Hence, despite the patina and claim of “Save Malaysia,” the duo is attempting something rather dangerous, which have logically and matter-a-factly, resulted in the calls foreign intervention from US and Australia.
Hate, in other words, lead to blind fury and sheer vitriol.
Of course, some Umno members are taken in by the hate, but these are individuals likely to find themselves unable to meet and talk to the leadership.
To the degree Umno and its coalition partners do not turn away their own divisional leaders and representatives, the systemic hate which Mahathir and Anwar try to plant, will not gain traction.
From here on, Umno and its coalition partners can reform accordingly, and not do so under the specter of foreign intervention.
Second, even granted the lesser ambition of Mahathir and Anwar, which is to trigger a series of resignations from the 200 divisional leaders in Umno, who of course have their flaws and weaknesses, such an attempt cannot work.
Rapprochement would not have wielded the necessary effect to make a dent on Umno, which is now fully in the grip of Prime Minister Najib Razak from the supreme council right down to the 200 divisions located across the country except in Sarawak.
But how can the Mahathir-Anwar rapprochement lead to a more devastating effect on Umno?
There are seven areas they must cooperate in a comprehensive and sweeping manner beyond agreeing to the ‘Citizens’ Declaration’, which at this stage is still full of platitudes and motherhood statement (on good governance).

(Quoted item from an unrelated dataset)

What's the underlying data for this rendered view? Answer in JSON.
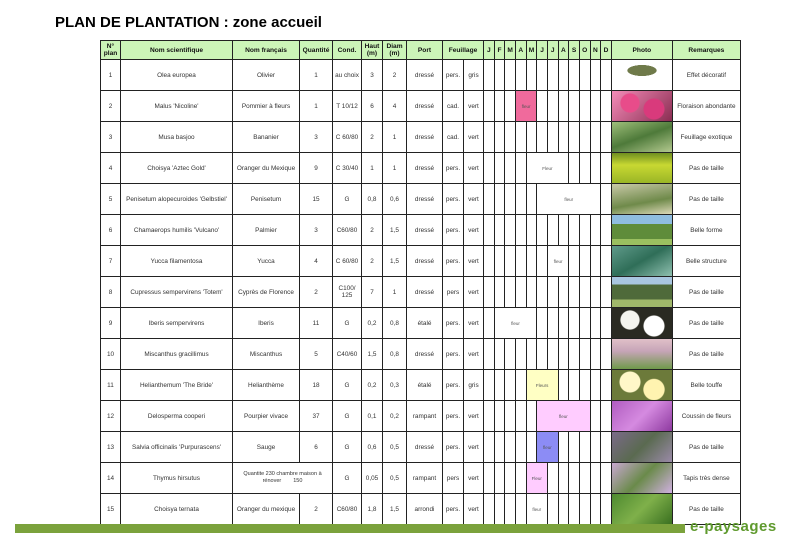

Just as the ‘Citizens Declaration’ have failed, invariably, to reach the Council of Monarchs in Malaysia, a Mahathir-Anwar rapprochement is not necessarily an immediate game changer.
Why is this the case?
First and foremost, there must be straight fights between Umno and the opposition front, especially in 119 rural constituencies.
But this is not likely, if not no numerically impossible.
The opposition front has been at the fore of battling the government since 2008, if not earlier.
The possibility of the opposition front giving way to the Parti Pribumi Bersatu (PBP), chaired by Dr Mahathir, is absolutely minimal, except with seats in Kedah, Johor and Sabah, where PBP’s leaders originally hailed.
This is because Mahathir, Mukhriz, Muhyiddin and Shafie Apdal all came from these states respectively.
Secondly, despite the high level rapprochement, the integrity of the pact between the duo must also be contingent on zero betrayal from within the ranks of the opposition front.
One must take note of the fact that Shafie Apdal, the former head of Umno in Semporna, Sabah, is still not a member of PBP.
If he were to reach out to Umno again, a possibility that cannot be ruled out, then the intended effect of Mahathir and Anwar rapprochement, which is to corrode the cohesion of Umno, would dissolve over night.
Thirdly, straight fights between Umno and the opposition front is not an individual domain.
It goes through many layers of party bureaucracy, factionalism and walls of resistance by the grass root members who themselves are keen on becoming the chose parliamentary candidates.
With Anwar Ibrahim still in prison, the reins of power rest with other political leaders who are free.
But they won’t be able to control the members who are determined to run for public office.
Fourthly, Anwar Ibrahim promotes a reformist agenda of inclusion, whereas Dr Mahathir is still back to the old tricks of trying to promote ethno-Malay nationalism.
Even if Anwar and Mahathir were to agree to a single reform agenda, such as the need to get Najib out, in order to ‘Save Malaysia’, as the opposition put it, there is no telling that Umno’s reform agenda is any less worthy, especially with the next general election.